Setting Up PaddleOCR with CUDA on NVIDIA Jetson from Scratch

Introduction

This article primarily documents the process of setting up PaddleOCR from scratch on the NVIDIA Jetson Nano. It includes steps for OS image preparation, VNC configuration, installation of paddlepaddle-gpu, and the performance of PaddleOCR using CUDA and TensorRT. The main purpose is to record the configuration process for easy reference in the future. The Jetson Nano developer kit used in this project is the P3450 model with 4GB RAM.

Power Supply

Although the Jetson Nano supports a 5V/2A Micro USB power supply, some power adapters’ actual output voltage or voltage drop across the cable can lead to insufficient power, causing the Jetson Nano to fail to start properly or encounter unknown errors. Therefore, it is recommended to use a 5V/4A DC Power input, as this not only ensures stable operation but also allows the Jetson Nano to perform at its full capacity. DC-jack power supply can be selected by shorting the DC-jack select jumper.

OS Image Preparation

Here, the image I used is the official Jetson Nano Developer Kit SD Card Image jp-4.6.1 (2022/02/23), which is based on Ubuntu 18.04 and includes CUDA 10.2, cuDNN 8.2, and TensorRT 8.2. You can also browse and download other official images and files from the Jetson Download Center.

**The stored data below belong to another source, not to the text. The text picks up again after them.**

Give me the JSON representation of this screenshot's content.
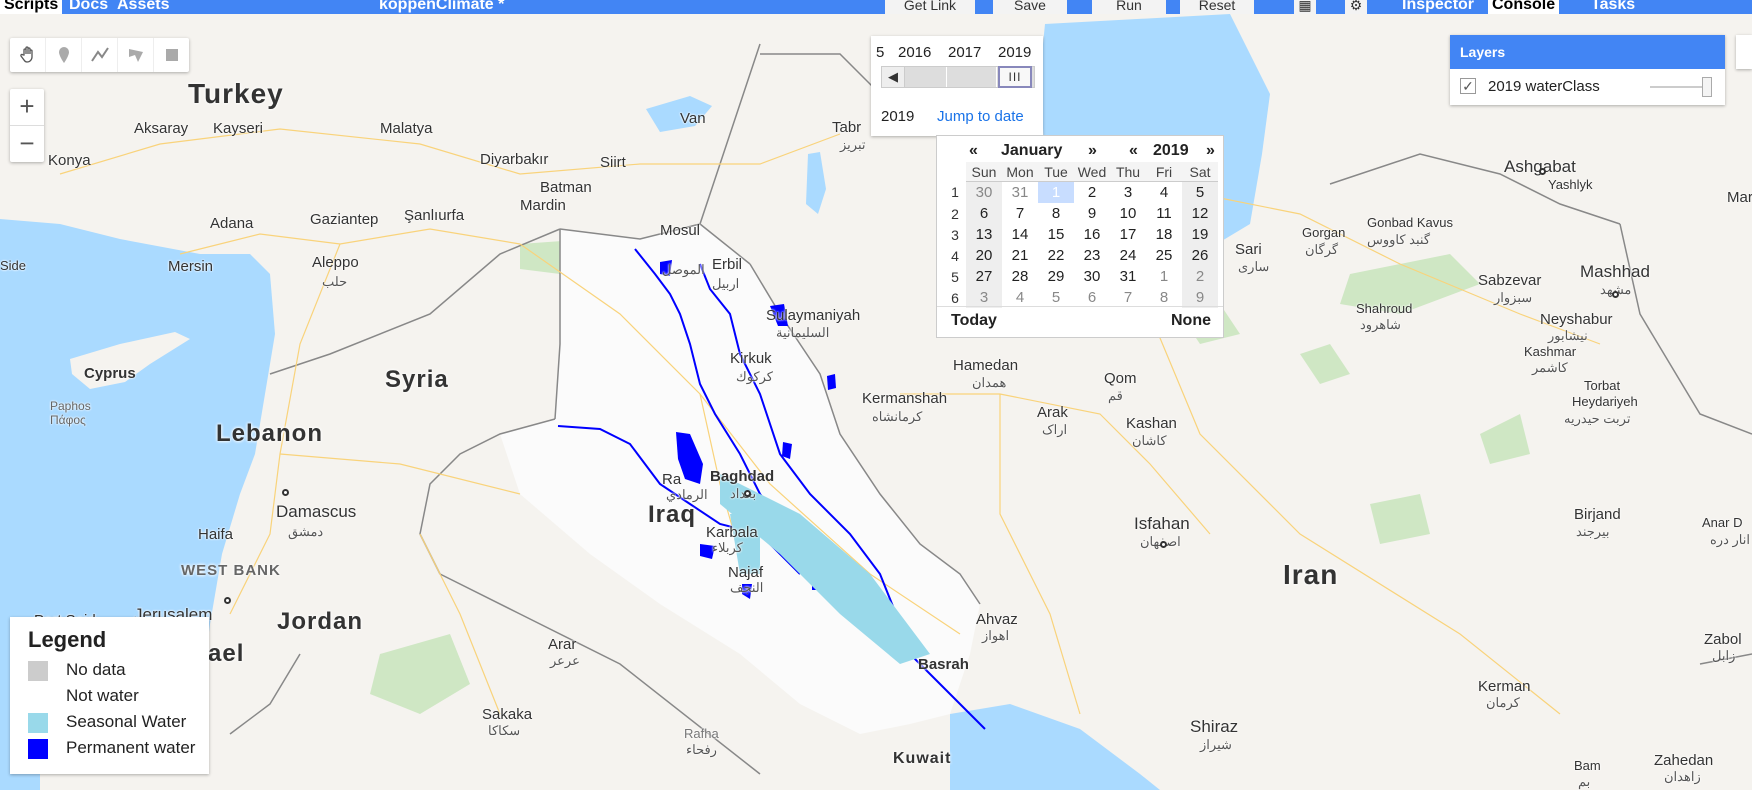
{
  "topbar": {
    "tab_scripts": "Scripts",
    "tab_docs": "Docs",
    "tab_assets": "Assets",
    "script_name": "koppenClimate *",
    "get_link": "Get Link",
    "save": "Save",
    "run": "Run",
    "reset": "Reset",
    "tab_inspector": "Inspector",
    "tab_console": "Console",
    "tab_tasks": "Tasks"
  },
  "map_labels": {
    "countries": {
      "turkey": "Turkey",
      "syria": "Syria",
      "lebanon": "Lebanon",
      "iraq": "Iraq",
      "iran": "Iran",
      "jordan": "Jordan",
      "israel": "ael",
      "west_bank": "WEST BANK",
      "kuwait": "Kuwait"
    },
    "cities": {
      "kayseri": "Kayseri",
      "aksaray": "Aksaray",
      "konya": "Konya",
      "malatya": "Malatya",
      "van": "Van",
      "tabriz": "Tabr",
      "tabriz_ar": "تبریز",
      "diyarbakir": "Diyarbakır",
      "batman": "Batman",
      "siirt": "Siirt",
      "mardin": "Mardin",
      "adana": "Adana",
      "gaziantep": "Gaziantep",
      "sanliurfa": "Şanlıurfa",
      "mersin": "Mersin",
      "aleppo": "Aleppo",
      "aleppo_ar": "حلب",
      "side": "Side",
      "mosul": "Mosul",
      "mosul_ar": "الموصل",
      "erbil": "Erbil",
      "erbil_ar": "اربيل",
      "sulaymaniyah": "Sulaymaniyah",
      "sulaymaniyah_ar": "السليمانية",
      "kirkuk": "Kirkuk",
      "kirkuk_ar": "كركوك",
      "cyprus": "Cyprus",
      "paphos": "Paphos",
      "paphos_gr": "Πάφος",
      "hamedan": "Hamedan",
      "hamedan_ar": "همدان",
      "kermanshah": "Kermanshah",
      "kermanshah_ar": "كرمانشاه",
      "arak": "Arak",
      "arak_ar": "اراک",
      "qom": "Qom",
      "qom_ar": "قم",
      "kashan": "Kashan",
      "kashan_ar": "کاشان",
      "sari": "Sari",
      "sari_ar": "ساری",
      "gorgan": "Gorgan",
      "gorgan_ar": "گرگان",
      "gonbad": "Gonbad Kavus",
      "gonbad_ar": "گنبد کاووس",
      "ashgabat": "Ashgabat",
      "yashlyk": "Yashlyk",
      "sabzevar": "Sabzevar",
      "sabzevar_ar": "سبزوار",
      "mashhad": "Mashhad",
      "mashhad_ar": "مشهد",
      "neyshabur": "Neyshabur",
      "neyshabur_ar": "نیشابور",
      "kashmar": "Kashmar",
      "kashmar_ar": "کاشمر",
      "torbat": "Torbat",
      "torbat2": "Heydariyeh",
      "torbat_ar": "تربت حیدریه",
      "shahroud": "Shahroud",
      "shahroud_ar": "شاهرود",
      "mari": "Mari",
      "baghdad": "Baghdad",
      "baghdad_ar": "بغداد",
      "ramadi": "Ra",
      "ramadi_ar": "الرمادي",
      "karbala": "Karbala",
      "karbala_ar": "كربلاء",
      "najaf": "Najaf",
      "najaf_ar": "النجف",
      "isfahan": "Isfahan",
      "isfahan_ar": "اصفهان",
      "birjand": "Birjand",
      "birjand_ar": "بیرجند",
      "anar": "Anar D",
      "anar_ar": "انار دره",
      "damascus": "Damascus",
      "damascus_ar": "دمشق",
      "haifa": "Haifa",
      "jerusalem": "Jerusalem",
      "port_said": "Port Said",
      "arar": "Arar",
      "arar_ar": "عرعر",
      "ahvaz": "Ahvaz",
      "ahvaz_ar": "اهواز",
      "basrah": "Basrah",
      "sakaka": "Sakaka",
      "sakaka_ar": "سكاكا",
      "rafha": "Rafha",
      "rafha_ar": "رفحاء",
      "shiraz": "Shiraz",
      "shiraz_ar": "شیراز",
      "kerman": "Kerman",
      "kerman_ar": "کرمان",
      "bam": "Bam",
      "bam_ar": "بم",
      "zahedan": "Zahedan",
      "zahedan_ar": "زاهدان",
      "zabol": "Zabol",
      "zabol_ar": "زابل"
    }
  },
  "time_slider": {
    "years": [
      "5",
      "2016",
      "2017",
      "2019"
    ],
    "handle_label": "III",
    "selected_year": "2019",
    "jump_link": "Jump to date"
  },
  "calendar": {
    "prev_month": "«",
    "month": "January",
    "next_month": "»",
    "prev_year": "«",
    "year": "2019",
    "next_year": "»",
    "weekdays": [
      "Sun",
      "Mon",
      "Tue",
      "Wed",
      "Thu",
      "Fri",
      "Sat"
    ],
    "week_numbers": [
      "1",
      "2",
      "3",
      "4",
      "5",
      "6"
    ],
    "days": [
      [
        "30",
        "31",
        "1",
        "2",
        "3",
        "4",
        "5"
      ],
      [
        "6",
        "7",
        "8",
        "9",
        "10",
        "11",
        "12"
      ],
      [
        "13",
        "14",
        "15",
        "16",
        "17",
        "18",
        "19"
      ],
      [
        "20",
        "21",
        "22",
        "23",
        "24",
        "25",
        "26"
      ],
      [
        "27",
        "28",
        "29",
        "30",
        "31",
        "1",
        "2"
      ],
      [
        "3",
        "4",
        "5",
        "6",
        "7",
        "8",
        "9"
      ]
    ],
    "today": "Today",
    "none": "None"
  },
  "layers_panel": {
    "title": "Layers",
    "checked": "✓",
    "layer_name": "2019 waterClass"
  },
  "legend": {
    "title": "Legend",
    "items": [
      {
        "label": "No data",
        "color": "#cccccc"
      },
      {
        "label": "Not water",
        "color": "#ffffff"
      },
      {
        "label": "Seasonal Water",
        "color": "#99d9ea"
      },
      {
        "label": "Permanent water",
        "color": "#0000ff"
      }
    ]
  },
  "colors": {
    "topbar": "#4285f4",
    "land": "#f5f3ef",
    "sea": "#aadaff",
    "permanent_water": "#0000ff",
    "seasonal_water": "#99d9ea"
  }
}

I used a 64GB microSD card to install the image. Although the official recommendation is to use balenaEtcher for burning the image to the SD card, I encountered several unknown issues during the process which led to initial boot failures (many similar cases can be found online). Therefore, I switched to Win32DiskImager for burning the image (you need to extract the .img file from the downloaded zip file), and it started up normally.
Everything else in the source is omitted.